Tijdens de industriële revoluties en de daarmee gepaard gaande kolonisaties in de afgelopen eeuwen zijn op deze wijze het Europese christendom en racistische ‘wetenschappelijke’ sociaal-darwinistische theorieën over het superieur blanke ‘ras’ als ideologische dekmantel gebruikt voor onvoorstelbaar veel onrecht, wreed geweld, slavernij en genocide in alle delen van de wereld. De ongelijkheid waartoe deze ‘denkbeeldige’ orde heeft geleid duurt tot op de dag van vandaag voort.
Waarom is bewustwording van dominantiesystemen belangrijk binnen Geweldloze communicatie?

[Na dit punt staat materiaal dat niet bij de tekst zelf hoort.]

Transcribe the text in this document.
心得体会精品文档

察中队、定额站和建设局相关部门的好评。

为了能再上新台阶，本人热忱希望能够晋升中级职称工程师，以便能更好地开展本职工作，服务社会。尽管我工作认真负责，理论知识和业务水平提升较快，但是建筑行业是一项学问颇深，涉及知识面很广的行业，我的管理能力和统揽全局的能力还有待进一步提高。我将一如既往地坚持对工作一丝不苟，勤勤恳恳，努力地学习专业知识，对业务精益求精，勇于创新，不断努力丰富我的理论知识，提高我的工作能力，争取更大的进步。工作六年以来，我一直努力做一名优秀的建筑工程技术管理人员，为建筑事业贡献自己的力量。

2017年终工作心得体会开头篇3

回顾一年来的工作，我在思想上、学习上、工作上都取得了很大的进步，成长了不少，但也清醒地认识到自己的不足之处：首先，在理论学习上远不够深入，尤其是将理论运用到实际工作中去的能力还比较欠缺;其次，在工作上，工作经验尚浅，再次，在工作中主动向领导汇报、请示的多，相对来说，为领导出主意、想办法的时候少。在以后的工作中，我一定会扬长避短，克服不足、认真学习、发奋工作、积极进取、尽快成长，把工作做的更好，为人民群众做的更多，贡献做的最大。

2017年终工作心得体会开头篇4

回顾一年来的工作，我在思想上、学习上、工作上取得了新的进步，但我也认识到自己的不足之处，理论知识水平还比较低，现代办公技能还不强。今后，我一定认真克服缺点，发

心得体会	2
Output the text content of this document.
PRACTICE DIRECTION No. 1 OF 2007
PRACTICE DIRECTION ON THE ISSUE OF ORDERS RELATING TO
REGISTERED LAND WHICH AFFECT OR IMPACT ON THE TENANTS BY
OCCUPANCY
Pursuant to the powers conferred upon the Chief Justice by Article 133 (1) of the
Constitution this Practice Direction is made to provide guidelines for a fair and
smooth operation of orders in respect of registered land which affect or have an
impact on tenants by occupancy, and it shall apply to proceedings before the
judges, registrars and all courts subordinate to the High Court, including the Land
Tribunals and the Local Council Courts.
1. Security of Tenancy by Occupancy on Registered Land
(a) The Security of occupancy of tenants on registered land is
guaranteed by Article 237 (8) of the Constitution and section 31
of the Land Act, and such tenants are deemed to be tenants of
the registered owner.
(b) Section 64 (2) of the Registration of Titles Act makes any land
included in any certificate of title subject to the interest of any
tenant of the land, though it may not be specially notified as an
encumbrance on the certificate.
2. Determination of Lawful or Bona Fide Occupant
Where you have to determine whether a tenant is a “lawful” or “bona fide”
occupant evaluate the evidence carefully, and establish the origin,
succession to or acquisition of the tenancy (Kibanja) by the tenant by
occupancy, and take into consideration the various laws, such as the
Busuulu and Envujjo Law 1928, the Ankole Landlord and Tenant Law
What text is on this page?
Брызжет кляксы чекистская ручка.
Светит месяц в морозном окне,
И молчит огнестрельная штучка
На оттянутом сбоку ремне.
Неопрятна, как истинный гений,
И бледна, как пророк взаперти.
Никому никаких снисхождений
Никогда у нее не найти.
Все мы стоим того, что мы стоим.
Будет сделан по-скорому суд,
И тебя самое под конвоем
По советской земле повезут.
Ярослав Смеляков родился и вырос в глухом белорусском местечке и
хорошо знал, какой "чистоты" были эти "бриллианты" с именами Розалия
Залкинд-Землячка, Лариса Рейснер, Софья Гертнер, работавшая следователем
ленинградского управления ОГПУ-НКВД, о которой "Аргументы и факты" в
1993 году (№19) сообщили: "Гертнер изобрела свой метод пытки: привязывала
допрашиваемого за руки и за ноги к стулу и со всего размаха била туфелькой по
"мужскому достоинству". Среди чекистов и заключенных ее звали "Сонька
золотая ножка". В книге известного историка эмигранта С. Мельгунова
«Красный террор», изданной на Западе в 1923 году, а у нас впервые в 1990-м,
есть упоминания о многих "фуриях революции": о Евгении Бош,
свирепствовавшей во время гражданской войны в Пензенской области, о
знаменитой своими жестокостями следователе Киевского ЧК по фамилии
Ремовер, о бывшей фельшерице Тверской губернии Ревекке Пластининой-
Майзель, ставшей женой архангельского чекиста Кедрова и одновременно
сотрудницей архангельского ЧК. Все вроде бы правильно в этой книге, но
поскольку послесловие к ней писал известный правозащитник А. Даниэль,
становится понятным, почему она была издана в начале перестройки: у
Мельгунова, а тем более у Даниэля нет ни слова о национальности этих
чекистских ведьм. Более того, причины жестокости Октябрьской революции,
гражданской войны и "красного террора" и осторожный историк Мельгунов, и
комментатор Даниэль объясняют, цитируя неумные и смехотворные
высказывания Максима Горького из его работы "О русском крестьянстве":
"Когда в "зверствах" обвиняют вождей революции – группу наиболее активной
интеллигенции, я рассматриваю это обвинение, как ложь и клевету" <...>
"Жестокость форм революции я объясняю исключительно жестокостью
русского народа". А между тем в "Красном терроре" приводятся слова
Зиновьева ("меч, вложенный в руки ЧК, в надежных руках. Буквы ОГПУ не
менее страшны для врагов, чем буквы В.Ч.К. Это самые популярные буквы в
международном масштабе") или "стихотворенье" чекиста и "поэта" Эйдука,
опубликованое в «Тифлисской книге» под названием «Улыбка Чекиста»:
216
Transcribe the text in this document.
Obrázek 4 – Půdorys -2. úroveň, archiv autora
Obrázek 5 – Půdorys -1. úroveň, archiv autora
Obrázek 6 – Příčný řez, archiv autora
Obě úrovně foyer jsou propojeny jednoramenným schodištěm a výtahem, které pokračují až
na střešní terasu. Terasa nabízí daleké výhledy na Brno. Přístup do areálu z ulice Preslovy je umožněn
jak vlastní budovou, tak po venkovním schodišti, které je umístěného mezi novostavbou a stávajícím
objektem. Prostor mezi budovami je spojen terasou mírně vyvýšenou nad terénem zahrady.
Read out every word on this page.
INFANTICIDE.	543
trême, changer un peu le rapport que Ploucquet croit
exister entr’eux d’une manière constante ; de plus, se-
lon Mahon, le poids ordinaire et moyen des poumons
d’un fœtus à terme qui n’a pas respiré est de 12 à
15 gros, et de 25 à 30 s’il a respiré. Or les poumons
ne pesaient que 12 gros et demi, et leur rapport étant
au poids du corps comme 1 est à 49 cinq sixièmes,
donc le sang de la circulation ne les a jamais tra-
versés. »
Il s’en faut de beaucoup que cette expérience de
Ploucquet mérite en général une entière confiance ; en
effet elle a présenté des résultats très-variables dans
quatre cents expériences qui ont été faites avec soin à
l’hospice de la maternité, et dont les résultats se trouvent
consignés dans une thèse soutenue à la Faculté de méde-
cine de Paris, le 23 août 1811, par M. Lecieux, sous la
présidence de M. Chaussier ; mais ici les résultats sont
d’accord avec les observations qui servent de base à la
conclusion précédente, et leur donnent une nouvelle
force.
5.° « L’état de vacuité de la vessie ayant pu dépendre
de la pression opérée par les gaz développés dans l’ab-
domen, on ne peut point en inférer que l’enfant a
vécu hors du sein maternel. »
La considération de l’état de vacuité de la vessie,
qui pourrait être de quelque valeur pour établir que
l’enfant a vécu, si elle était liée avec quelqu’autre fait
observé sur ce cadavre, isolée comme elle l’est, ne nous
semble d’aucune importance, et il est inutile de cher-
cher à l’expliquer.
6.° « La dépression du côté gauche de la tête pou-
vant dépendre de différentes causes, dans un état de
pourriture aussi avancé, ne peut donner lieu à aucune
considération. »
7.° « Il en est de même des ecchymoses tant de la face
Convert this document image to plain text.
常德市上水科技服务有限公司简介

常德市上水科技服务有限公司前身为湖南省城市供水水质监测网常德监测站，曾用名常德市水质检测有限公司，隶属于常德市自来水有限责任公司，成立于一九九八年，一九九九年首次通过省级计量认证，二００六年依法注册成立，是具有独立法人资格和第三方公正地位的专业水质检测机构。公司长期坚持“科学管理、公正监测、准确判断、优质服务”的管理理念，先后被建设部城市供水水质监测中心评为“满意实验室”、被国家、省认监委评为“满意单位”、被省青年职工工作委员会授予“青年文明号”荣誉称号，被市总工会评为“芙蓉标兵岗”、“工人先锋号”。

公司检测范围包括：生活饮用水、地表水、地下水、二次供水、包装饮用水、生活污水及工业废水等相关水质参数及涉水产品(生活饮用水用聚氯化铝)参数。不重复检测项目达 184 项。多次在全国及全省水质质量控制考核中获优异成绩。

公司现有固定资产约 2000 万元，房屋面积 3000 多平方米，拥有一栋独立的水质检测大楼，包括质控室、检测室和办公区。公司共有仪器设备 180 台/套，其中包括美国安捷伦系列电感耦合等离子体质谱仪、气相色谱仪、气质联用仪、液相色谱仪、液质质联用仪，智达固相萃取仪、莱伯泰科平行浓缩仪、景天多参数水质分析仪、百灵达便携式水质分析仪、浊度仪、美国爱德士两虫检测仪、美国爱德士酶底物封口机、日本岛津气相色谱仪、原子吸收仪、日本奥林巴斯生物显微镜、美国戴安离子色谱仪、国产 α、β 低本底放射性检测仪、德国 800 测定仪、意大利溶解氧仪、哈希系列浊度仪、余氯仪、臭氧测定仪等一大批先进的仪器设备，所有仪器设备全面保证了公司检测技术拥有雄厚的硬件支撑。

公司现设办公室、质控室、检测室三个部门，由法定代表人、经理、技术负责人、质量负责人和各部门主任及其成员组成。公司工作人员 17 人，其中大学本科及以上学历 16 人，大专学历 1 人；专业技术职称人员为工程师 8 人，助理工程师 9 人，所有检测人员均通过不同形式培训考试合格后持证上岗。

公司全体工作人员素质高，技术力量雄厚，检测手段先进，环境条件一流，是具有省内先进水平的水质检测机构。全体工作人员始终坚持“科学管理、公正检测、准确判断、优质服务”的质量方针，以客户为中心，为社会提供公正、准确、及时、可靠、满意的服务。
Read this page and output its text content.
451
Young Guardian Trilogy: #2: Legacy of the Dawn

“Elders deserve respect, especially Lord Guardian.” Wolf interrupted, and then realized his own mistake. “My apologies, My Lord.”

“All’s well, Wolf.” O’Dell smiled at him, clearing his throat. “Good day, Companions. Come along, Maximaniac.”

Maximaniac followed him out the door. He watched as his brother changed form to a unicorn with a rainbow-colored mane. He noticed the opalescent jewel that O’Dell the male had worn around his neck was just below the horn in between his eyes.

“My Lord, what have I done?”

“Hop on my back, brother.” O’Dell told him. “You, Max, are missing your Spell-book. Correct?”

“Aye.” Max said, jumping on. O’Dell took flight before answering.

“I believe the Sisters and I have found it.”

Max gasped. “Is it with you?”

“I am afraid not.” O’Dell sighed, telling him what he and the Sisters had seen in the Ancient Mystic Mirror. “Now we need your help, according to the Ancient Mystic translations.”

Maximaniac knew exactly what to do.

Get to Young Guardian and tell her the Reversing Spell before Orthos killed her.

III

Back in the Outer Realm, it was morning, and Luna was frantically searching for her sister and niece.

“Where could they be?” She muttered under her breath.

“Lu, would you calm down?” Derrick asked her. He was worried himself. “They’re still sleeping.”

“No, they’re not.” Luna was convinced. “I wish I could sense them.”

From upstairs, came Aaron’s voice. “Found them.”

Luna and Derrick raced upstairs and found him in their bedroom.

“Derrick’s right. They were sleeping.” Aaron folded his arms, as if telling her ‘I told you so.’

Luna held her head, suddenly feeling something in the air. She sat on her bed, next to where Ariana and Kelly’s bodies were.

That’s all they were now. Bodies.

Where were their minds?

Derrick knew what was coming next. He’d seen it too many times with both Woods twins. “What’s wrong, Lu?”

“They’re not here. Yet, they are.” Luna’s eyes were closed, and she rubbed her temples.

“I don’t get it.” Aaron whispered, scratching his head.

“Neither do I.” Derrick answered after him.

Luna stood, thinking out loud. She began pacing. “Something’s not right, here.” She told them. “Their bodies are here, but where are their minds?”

De normen en denkwijzen van ‘de denkbeeldige orde’ worden na verloop van tijd steeds vanzelfsprekender en onzichtbaarder. Ze liggen verborgen in de wereld om ons heen in onze cultuur, media, architectuur en kunst. Ze liggen verankerd in systemen zoals de economie, politiek, rechtspraak en onderwijs. Dit zijn de systemen waar Marshall Rosenberg naar verwijst als hij het heeft over dominantie systemen. Deze systemen hebben weliswaar een belangrijke functie in de samenleving maar dienen onder de oppervlakte niet per se de belangen van iedereen en ook niet per se de belangen van jou persoonlijk.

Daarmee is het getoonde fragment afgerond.